The programme, coordinated by the UN Development Programme as part of its Emergency Relief and Recovery Framework, employs 11,500 people at the legal minimum wage of 150 gourdes, or $4, for half a day’s labour. The plan is to put 100,000 people to work as quickly as possible, with up to 220,000 as conditions allow.
“There are a million Haitians on the streets who lost their homes,” Kim Bolduc, UN Humanitarian Coordinator and the Secretary-General’s Deputy Special Representative, said in a statement released today. “We need to start programmes like that that immediately meet their most critical needs while involving them in the process of reconstruction.”
The project gives priority to female-headed households, particularly those with destroyed housing and those with deceased family members.
Dominique Charles is a 21-year-old mother who lost her home in the Carrefour Feuilles district of Port-au-Prince. She is one of 1,500 workers currently employed in her neighbourhood.
“I work for my three children,” Ms. Charles told UNDP. “To put food on the table and ensure their well-being. This programme allows me to do that. I am able to work and earn a small wage.”
The project has a dual benefit. While earning a small wage, workers also provide vital services that the Haitian Government cannot coordinate right now, such as clearing the debris and rubble from the roads and removing waste that is piling up on streets.
“I also am able to do something important for my community,” said Ms. Charles holding a shovel. “By clearing these roads the buses, the police, the fire trucks and the ambulances can get to us. After the earthquake we were completely cut off.”
The sanitation benefits of the work are clear to Lenny Gibson, who is also employed in the Carrefour programme.
“I like this project for two reasons. Not just because we can make a little money. But we have to clean things up. I already lost my child. I don't want to lose anyone else due to poor sanitation," Mr. Gibson told UN Television.
UNDP Country Director Eric Overvest said that while the first phase of the programme emphasizes clearing rubble from roads and removing waste that could pose a health risk, workers are also “cleaning and restoring public markets, tented settlements and communal washing areas so that the local economy can once again start to function as efficiently as possible.”
Job creation aimed at rebuilding infrastructure remains critical to UNDP’s efforts to scale up programmes like the “cash-for-work” scheme, which is intended to inject money into the affected Haitian economy.
Funding and resources remain a challenge for the programme, despite the local community’s backing and the call from Secretary-General Ban Ki-moon for international support.
UNDP recently issued a flash appeal calling for $35.6 million for immediate recovery priorities, including debris clearance, rehabilitation of basic infrastructure, and cash-for-work reconstruction activities. The appeal is part of a wider UN flash appeal for $575 million which as of is only about half-way funded.
In addition, UNDP has said that the programme’s expansion is constrained by the need to coordinate with local authorities and ensure the systems are in place for payments and for the transparent and accountable management of the finances. Another obstacle is obtaining the boots, gloves, shovels, pickaxes and trucks needed to remove the waste.

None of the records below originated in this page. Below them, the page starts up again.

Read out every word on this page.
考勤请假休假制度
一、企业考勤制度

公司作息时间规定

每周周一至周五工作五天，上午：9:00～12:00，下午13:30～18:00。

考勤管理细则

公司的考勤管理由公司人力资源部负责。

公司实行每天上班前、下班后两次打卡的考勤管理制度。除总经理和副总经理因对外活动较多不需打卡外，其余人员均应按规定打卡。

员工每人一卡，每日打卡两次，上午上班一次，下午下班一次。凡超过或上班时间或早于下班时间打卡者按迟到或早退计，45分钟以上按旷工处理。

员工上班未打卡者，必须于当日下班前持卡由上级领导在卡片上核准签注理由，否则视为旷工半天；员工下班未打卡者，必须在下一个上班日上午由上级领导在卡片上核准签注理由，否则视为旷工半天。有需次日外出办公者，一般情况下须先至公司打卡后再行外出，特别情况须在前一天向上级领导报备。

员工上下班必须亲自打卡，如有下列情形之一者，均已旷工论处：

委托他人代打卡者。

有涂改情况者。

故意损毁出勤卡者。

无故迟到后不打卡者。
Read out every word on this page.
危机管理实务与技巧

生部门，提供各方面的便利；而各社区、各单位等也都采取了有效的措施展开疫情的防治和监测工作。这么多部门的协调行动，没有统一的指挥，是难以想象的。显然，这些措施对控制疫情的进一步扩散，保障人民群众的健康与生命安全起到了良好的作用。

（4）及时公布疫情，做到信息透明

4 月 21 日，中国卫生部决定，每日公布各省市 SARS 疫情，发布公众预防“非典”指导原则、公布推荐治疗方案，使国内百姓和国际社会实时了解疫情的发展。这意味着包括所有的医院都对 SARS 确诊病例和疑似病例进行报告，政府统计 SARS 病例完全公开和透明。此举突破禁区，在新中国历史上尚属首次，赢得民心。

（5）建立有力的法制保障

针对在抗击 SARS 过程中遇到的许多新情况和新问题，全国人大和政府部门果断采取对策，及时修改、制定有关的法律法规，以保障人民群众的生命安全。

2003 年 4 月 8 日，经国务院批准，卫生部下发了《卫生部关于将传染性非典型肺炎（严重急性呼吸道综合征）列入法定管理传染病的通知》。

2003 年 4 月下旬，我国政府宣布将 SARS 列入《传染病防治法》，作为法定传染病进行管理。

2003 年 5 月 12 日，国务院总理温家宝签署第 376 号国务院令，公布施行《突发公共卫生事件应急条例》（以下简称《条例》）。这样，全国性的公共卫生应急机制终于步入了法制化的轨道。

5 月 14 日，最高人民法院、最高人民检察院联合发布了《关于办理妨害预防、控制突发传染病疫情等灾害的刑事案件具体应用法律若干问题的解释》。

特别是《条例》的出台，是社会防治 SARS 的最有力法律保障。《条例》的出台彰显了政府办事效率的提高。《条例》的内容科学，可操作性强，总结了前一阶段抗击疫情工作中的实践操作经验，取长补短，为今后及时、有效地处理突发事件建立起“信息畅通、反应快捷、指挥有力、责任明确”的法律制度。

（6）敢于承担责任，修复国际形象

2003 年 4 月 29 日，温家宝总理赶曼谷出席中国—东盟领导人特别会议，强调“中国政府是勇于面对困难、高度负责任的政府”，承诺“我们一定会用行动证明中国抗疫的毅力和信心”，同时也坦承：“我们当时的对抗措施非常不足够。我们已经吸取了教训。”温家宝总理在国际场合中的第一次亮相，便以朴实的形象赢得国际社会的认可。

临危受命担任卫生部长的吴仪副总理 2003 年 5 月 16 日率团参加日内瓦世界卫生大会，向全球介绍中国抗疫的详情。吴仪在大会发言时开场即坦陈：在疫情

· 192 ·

Given the challenges already faced in Haiti, these obstacles seem small in comparison with the hope they bring.
“As long as I can see the light, there is hope. The cash for work programme gives us a chance to see something besides the destruction. It gives us light,” Jacqueline Jean Baptiste, whose home in Carrefour was levelled during the quake, told UNDP. “The work allows me to feed my kids. I do not know what I would do without it.”